The scientists are coming to understand a little of how the stars are made; for scattered through the skies are masses of misty light, called nebulæ, which means clouds; nebulæ are vast gaseous bodies composed of the stuff of which stars are made. Each nebula keeps its own special place in the heavens—just like a star, and is moving through space—like a star. The spectroscope shows that many of these shining, misty masses are made up of glowing gases, largely hydrogen; and many are disk-shaped, twisted into a spiral. There are grounds for believing that these spiral nebulæ are stars in the process of forming. Nebulæ are mostly telescopic, although two or three may be detected by the keen, unaided eye as a little blur of light, like that surrounding the third star of Orion's sword. There are eight thousand or more nebulæ which have been discovered and mapped. Some idea of their tremendous size is given by Ball when speaking of the ring nebula of Lyra, which we cannot see with the naked eye, and yet if a railroad train started to cross its diameter at the middle, and went at the rate of a mile a minute, one thousand years would not complete the journey.

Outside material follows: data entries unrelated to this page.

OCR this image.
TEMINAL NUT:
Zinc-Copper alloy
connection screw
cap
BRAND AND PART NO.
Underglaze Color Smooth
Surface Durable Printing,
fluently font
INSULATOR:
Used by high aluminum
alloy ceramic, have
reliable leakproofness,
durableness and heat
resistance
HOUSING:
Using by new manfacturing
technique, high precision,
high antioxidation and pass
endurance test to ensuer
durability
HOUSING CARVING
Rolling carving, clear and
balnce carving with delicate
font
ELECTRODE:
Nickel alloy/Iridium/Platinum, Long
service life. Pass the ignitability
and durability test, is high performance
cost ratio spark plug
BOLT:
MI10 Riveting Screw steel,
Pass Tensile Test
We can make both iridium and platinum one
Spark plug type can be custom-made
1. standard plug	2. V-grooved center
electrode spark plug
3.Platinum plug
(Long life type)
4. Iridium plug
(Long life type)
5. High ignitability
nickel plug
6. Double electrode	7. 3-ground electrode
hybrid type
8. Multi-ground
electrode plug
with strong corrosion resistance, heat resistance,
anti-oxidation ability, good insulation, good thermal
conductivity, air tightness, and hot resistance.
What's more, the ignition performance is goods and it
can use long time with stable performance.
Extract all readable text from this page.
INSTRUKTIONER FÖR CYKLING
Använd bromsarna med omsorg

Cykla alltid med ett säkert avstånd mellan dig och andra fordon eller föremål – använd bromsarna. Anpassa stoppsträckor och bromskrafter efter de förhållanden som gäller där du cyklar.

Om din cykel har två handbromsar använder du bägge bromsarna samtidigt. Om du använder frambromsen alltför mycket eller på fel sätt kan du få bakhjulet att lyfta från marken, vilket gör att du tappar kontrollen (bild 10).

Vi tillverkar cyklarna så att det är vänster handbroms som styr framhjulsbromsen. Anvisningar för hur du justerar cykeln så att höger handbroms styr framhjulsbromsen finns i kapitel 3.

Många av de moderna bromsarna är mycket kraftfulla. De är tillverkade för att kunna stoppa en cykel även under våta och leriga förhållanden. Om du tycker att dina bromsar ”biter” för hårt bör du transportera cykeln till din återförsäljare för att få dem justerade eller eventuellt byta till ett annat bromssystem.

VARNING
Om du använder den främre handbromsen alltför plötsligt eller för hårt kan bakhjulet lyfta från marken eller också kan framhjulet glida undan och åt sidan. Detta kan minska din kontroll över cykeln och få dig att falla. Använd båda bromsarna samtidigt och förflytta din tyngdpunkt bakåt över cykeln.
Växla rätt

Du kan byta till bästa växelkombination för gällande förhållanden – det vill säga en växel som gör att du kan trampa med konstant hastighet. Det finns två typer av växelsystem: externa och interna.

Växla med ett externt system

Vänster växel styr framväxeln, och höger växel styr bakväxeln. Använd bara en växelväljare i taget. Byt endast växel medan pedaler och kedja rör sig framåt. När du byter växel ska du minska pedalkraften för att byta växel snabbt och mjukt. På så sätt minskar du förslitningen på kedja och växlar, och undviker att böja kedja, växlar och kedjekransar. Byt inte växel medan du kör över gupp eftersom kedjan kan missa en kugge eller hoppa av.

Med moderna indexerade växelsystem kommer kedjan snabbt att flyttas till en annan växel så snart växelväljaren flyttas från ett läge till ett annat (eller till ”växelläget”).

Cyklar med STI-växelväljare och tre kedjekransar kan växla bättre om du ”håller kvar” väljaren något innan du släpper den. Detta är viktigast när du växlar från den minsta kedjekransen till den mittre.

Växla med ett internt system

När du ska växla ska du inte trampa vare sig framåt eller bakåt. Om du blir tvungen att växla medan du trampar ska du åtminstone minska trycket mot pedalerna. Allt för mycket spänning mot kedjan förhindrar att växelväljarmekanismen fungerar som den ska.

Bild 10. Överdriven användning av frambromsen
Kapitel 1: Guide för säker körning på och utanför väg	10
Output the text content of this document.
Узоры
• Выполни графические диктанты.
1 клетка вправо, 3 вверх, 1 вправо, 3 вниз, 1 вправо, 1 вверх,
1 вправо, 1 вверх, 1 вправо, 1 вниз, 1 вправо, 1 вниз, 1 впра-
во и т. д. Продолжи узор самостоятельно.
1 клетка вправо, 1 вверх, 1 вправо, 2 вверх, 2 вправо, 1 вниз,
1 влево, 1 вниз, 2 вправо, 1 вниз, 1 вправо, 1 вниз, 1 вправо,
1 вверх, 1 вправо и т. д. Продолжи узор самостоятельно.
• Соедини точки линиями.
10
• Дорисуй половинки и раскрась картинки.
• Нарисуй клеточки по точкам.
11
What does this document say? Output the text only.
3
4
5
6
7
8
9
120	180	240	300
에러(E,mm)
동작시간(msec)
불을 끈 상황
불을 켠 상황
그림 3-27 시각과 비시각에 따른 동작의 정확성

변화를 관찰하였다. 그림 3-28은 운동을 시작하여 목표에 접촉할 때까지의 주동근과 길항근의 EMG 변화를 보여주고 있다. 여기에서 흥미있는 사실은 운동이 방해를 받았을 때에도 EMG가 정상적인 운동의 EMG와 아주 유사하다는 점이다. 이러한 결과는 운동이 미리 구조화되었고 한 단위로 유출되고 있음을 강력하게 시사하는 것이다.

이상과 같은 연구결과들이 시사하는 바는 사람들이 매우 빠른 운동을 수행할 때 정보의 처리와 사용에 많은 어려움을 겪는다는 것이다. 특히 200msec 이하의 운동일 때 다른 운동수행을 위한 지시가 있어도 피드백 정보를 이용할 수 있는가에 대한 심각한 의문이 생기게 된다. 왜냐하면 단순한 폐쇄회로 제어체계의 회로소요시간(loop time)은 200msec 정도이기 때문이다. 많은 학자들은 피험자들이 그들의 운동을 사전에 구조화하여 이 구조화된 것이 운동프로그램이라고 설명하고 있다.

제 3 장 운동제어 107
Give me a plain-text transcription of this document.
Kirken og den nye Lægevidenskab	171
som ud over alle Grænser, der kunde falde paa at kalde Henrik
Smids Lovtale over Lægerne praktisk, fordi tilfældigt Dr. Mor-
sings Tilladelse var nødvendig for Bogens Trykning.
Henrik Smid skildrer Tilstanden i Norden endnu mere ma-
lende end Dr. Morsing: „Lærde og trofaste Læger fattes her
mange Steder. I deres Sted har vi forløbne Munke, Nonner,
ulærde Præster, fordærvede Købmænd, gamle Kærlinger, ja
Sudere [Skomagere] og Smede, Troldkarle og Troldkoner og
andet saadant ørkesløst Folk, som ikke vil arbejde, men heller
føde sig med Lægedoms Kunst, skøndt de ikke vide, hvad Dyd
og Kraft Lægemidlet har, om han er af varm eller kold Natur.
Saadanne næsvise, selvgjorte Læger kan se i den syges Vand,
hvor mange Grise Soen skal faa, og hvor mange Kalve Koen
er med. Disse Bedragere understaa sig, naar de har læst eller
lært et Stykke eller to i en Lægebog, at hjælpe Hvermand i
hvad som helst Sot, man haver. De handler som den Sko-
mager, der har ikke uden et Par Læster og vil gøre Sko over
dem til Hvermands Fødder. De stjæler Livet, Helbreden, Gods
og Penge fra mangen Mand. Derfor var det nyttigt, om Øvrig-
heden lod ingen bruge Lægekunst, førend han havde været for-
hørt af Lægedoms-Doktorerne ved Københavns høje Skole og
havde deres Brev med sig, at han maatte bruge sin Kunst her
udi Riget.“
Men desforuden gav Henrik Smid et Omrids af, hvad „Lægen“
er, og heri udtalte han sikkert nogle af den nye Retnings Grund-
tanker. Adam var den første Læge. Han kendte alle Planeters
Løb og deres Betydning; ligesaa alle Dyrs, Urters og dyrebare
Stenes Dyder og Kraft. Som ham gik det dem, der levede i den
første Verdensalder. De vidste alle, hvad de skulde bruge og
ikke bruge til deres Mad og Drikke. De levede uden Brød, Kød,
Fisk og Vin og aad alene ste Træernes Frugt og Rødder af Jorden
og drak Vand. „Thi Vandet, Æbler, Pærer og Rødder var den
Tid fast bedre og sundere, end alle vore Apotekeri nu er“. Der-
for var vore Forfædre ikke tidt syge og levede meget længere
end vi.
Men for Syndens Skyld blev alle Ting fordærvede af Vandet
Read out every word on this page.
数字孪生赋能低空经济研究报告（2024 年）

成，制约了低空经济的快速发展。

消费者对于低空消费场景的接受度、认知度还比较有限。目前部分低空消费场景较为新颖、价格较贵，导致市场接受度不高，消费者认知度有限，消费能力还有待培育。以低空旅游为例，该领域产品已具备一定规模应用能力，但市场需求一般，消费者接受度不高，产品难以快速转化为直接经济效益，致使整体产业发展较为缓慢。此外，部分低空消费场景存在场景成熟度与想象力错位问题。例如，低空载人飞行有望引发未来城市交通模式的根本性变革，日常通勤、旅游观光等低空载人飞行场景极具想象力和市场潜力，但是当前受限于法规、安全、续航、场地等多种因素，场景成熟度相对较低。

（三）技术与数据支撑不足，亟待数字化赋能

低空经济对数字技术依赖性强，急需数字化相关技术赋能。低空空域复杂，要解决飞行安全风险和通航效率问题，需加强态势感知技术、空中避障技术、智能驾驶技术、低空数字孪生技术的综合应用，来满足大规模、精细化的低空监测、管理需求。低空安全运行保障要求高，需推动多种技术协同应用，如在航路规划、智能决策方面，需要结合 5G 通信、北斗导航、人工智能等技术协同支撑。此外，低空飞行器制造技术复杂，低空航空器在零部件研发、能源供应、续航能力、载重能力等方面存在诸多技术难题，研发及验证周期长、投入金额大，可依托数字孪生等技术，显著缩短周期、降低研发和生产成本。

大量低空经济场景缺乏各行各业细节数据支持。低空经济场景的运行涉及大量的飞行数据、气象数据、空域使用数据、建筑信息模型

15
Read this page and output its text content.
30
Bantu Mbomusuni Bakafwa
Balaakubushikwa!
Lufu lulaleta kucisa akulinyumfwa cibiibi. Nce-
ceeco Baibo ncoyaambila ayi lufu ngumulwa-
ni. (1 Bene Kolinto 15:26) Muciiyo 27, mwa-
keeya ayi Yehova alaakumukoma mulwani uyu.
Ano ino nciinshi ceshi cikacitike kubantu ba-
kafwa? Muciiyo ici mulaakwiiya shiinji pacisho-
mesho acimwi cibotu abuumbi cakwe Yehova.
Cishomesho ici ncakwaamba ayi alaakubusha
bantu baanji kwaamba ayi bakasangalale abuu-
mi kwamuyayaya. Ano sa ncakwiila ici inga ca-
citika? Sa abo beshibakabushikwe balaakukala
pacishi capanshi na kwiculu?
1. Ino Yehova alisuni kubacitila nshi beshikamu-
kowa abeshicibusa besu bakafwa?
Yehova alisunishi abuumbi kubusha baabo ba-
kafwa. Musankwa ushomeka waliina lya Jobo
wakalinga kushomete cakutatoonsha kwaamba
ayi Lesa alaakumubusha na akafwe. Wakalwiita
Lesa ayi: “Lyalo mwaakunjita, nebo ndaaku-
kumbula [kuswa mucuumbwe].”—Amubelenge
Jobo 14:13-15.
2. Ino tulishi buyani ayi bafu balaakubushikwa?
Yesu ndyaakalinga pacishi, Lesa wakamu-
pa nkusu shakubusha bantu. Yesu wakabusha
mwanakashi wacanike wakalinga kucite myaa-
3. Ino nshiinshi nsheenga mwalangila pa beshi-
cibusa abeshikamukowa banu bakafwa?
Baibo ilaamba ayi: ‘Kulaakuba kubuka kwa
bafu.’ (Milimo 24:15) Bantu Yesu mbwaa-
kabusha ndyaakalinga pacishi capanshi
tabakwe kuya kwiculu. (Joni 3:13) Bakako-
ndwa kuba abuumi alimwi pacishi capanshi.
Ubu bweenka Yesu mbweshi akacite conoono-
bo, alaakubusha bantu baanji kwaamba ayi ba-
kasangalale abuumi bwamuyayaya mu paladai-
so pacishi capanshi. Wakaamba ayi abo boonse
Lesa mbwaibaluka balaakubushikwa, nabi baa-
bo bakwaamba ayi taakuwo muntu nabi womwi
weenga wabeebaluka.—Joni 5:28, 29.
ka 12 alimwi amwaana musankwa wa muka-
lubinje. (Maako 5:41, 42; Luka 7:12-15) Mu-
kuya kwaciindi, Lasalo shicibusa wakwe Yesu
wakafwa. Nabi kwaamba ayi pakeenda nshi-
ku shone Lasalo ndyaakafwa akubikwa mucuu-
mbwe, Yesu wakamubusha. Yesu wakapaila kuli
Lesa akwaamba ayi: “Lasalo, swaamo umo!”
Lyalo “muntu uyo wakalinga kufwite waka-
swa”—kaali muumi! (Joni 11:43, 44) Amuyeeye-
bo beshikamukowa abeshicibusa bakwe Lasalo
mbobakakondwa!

The number of stars that may be seen with the unaided eye, if one were to travel from the southern to the northern polar region, would be between six and seven thousand; but it would require very keen eyes to see two thousand at one time. With the help of the telescope, about eight hundred thousand stars have been discovered, classified and catalogued, while photography of the skies reveals millions. It is thought that the new international photographic chart, which shall cover all the space seen from our globe, may show thirty millions of stars. The Milky Way or Galaxy, that great, white band across the heavens, is made up of stars which are so far away that we cannot see them, but see only their diffused light. It is well called a "River of Stars" flowing in a circle around our whole solar system; and, except during the spring months, one-half of it may be seen directly above us while the other half is hidden below us. The place of the Milky Way in the heavens seems fixed and eternal; any star within its borders is always seen at the same point. When the Northern Cross lifts itself toward the zenith we are able to see that, near that constellation, the star river divides into three streams with long, blue islands between.
Reference books—There are a large number of excellent text-books and popular books on astronomy. The following are a few which I have used most often: Astronomy for Everybody, Newcomb; Todd's New Astronomy; The Friendly Stars, Martin; Starland, Ball; The Stars Through an Opera Glass, Serviss; Other Suns than Ours, Proctor; Other Worlds than Ours, Proctor.
For children—Earth and Sky, Holden; Stories of Starland, Proctor; The Children's Book of Stars, G. E. Mitton; Storyland of the Stars, Pratt; Stars in Song and Legend, Porter; The Planisphere, Thos. Whittaker.